Every year, over 4,000 Californians die in car crashes — nearly twice the number of Americans lost so far in three years of combat operations in Iraq. In some sense, then, our badly maintained roads, and often poorly trained and sometimes intoxicated drivers, are even more lethal than Improvised Explosive Devices. Perhaps tomorrow’s headline might scream out at us: “300 Californians to perish this month on state highways! Hundreds more will be maimed and crippled!”

In 2001, California had 32 days of power outages, despite paying nearly the highest rates for electricity in the United States. Before complaining about the smoke in Baghdad rising from private generators, think back to the run on generators in California when they were contemplated as a future part of every household’s line of defense.

We’re told that Iraq’s finances are a mess. Yet until recently, so were California’s. Two years ago, Governor Schwarzenegger inherited a $38 billion annual budget shortfall. That could have made for strong morning newscast teasers: “Another $100 million borrowed today — $3 billion more in red ink to pile up by month’s end!”

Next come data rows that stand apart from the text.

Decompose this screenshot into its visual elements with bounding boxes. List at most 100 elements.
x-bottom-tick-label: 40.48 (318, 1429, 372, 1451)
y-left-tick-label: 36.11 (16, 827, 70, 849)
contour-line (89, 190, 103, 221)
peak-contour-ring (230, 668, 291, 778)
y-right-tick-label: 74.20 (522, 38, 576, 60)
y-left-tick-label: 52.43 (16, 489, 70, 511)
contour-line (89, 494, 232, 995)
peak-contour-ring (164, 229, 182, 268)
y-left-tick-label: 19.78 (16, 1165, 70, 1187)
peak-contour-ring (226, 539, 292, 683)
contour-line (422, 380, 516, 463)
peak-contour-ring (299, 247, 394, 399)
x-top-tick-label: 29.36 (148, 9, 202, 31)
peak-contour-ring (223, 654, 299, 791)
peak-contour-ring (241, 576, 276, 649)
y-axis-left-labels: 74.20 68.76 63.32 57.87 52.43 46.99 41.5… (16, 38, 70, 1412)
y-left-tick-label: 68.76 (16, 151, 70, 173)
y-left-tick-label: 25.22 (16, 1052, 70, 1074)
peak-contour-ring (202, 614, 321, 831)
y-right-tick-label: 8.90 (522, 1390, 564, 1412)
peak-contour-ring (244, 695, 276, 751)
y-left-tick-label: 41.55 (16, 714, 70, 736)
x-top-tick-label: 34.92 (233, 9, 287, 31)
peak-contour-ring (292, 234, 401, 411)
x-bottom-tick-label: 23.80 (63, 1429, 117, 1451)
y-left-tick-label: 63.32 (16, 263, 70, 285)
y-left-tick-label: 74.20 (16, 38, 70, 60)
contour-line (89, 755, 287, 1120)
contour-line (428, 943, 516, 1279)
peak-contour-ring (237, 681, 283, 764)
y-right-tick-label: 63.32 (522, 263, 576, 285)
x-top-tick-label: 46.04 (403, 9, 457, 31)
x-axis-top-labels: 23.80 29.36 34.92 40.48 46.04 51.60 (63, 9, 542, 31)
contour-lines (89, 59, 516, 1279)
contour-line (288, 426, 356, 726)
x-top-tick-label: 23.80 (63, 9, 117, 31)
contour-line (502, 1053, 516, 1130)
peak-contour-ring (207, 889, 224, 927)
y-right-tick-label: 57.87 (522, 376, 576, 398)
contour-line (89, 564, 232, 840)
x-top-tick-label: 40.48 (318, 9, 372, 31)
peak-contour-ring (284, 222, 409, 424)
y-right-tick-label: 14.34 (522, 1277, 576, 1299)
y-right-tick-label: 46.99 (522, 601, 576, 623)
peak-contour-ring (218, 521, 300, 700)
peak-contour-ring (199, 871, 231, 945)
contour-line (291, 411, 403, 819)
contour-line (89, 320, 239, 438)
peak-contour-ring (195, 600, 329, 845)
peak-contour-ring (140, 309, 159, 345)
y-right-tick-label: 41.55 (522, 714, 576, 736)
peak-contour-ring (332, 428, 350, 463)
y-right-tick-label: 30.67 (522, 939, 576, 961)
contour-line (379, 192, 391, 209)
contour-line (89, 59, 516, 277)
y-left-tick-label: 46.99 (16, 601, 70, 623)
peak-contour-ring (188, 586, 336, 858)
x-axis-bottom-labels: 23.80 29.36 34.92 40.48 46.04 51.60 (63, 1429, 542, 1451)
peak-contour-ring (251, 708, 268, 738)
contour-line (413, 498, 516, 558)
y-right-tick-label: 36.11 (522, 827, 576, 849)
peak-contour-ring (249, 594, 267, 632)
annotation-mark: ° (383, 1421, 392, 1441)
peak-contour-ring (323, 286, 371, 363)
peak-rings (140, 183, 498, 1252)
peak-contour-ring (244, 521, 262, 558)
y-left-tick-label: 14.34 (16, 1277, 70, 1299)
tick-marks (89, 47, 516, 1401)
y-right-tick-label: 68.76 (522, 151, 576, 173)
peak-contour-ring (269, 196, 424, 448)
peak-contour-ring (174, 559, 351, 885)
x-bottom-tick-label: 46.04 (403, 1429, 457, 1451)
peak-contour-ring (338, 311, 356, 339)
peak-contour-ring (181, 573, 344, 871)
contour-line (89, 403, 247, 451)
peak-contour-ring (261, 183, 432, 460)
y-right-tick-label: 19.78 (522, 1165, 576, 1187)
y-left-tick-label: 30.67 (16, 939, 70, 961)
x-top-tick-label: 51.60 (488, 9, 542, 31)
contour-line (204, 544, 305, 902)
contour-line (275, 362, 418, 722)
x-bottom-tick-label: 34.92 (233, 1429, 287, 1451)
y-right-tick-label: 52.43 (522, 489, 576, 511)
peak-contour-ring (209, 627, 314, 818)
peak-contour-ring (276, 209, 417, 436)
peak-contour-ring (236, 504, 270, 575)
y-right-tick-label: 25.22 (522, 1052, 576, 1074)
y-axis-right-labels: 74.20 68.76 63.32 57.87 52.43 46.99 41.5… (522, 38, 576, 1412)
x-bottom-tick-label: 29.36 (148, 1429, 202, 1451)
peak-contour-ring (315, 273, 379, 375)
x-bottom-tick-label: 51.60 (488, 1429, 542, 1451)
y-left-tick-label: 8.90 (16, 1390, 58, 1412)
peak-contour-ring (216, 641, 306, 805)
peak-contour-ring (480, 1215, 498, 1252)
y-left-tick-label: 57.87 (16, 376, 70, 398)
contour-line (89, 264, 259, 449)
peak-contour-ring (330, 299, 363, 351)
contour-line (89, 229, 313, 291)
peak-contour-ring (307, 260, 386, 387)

So is California comparable to Iraq? Hardly. Yet it could easily be sketched by a reporter intent on doing so as a bank rupt, crime-ridden den with murderous highways, tens of thousands of inmates, with wide-open borders.

I myself recently returned home to California, without incident, from a visit to Iraq’s notorious Sunni Triangle. While I was gone, a drug-addicted criminal with a long list of convictions broke into our kitchen at 4 a.m., was surprised by my wife and daughter, and fled with our credit cards, cash, keys, and cell phones.

Sometimes I wonder who really was safer that week.